EM waves with wavelengths outside the range of 400 – 700 nm are not detected by either rods nor cones, which ultimately means they are not visible to human beings.
Horizontal cells occupy the inner nuclear layer of the retina. There are two types of horizontal cells and both types hyper-polarise in response to light i.e. they become more negative. Type A consists of a subtype called HII-H2 which interacts with predominantly S-cones. Type B cells have a subtype called HI-H1, which features a dendrite tree and an axon. The former contacts mostly M- and L-cone cells and the latter rod cells. Contacts with cones are made mainly by prohibitory synapses, while the cells themselves are joined into a network with gap junctions.
Bipolar cells spread single dendrites in the outer plexiform layer and the perikaryon, their cell bodies, are found in the inner nuclear layer. Dendrites interconnect exclusively with cones and rods and we differentiate between one rod bipolar cell and nine or ten cone bipolar cells. These cells branch with amacrine or ganglion cells in the inner plexiform layer using an axon. Rod bipolar cells connect to triad synapses or 18-70 rod cells. Their axons spread around the inner plexiform layer synaptic terminals, which contain ribbon synapses and contact a pair of cell processes in dyad synapses. They are connected to ganglion cells with AII amacrine cell links.
Amecrine cells can be found in the inner nuclear layer and in the ganglion cell layer of the retina. Occasionally they are found in the inner plexiform layer, where they work as signal modulators. They have been classified as narrow-field, small-field, medium-field or wide-field depending on their size. However, many classifications exist leading to over 40 different types of amecrine cells.

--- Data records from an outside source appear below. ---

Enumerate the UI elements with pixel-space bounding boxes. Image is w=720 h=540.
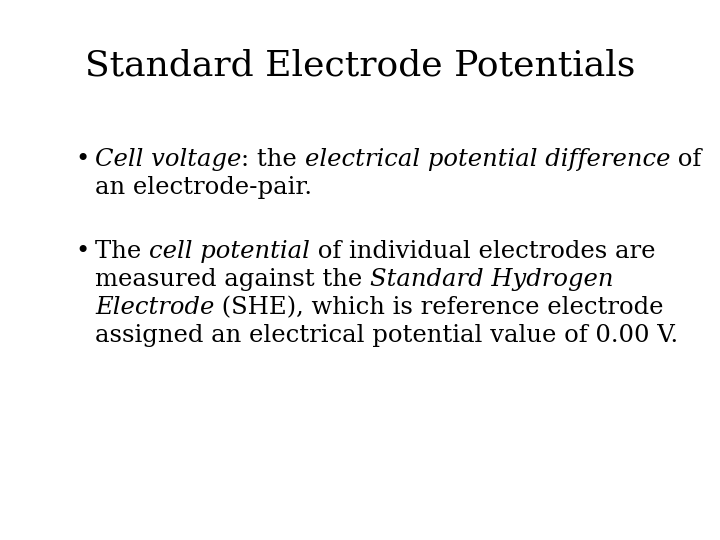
Text: The: The (95, 240, 149, 263)
Text: •: • (75, 148, 89, 171)
Text: Standard Hydrogen: Standard Hydrogen (370, 268, 613, 291)
Text: : the: : the (241, 148, 305, 171)
Text: of: of (670, 148, 701, 171)
Text: Electrode: Electrode (95, 296, 215, 319)
Text: an electrode-pair.: an electrode-pair. (95, 176, 312, 199)
Text: assigned an electrical potential value of 0.00 V.: assigned an electrical potential value o… (95, 324, 678, 347)
Text: of individual electrodes are: of individual electrodes are (310, 240, 655, 263)
Text: Standard Electrode Potentials: Standard Electrode Potentials (85, 48, 635, 82)
Text: electrical potential difference: electrical potential difference (305, 148, 670, 171)
Text: Cell voltage: Cell voltage (95, 148, 241, 171)
Text: (SHE), which is reference electrode: (SHE), which is reference electrode (215, 296, 664, 319)
Text: •: • (75, 240, 89, 263)
Text: cell potential: cell potential (149, 240, 310, 263)
Text: measured against the: measured against the (95, 268, 370, 291)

Ganglion cells are the final transmitters of visual signal from the retina to the brain. The most common ganglion cells in the retina is the midget ganglion cell and the parasol ganglion cell. The signal after having passed through all the retinal layers is passed on to these cells which are the final stage of the retinal processing chain. All the information is collected here forwarded to the retinal nerve fibres and optic nerves. The spot where the ganglion axons fuse to create an optic nerve is called the optic disc. This nerve is built mainly from the retinal ganglion axons and Portort cells. The majority of the axons transmit data to the lateral geniculate nucleus, which is a termination nexus for most parts of the nerve and which forwards the information to the visual cortex. Some ganglion cells also react to light, but because this response is slower than that of rods and cones, it is believed to be related to sensing ambient light levels and adjusting the biological clock.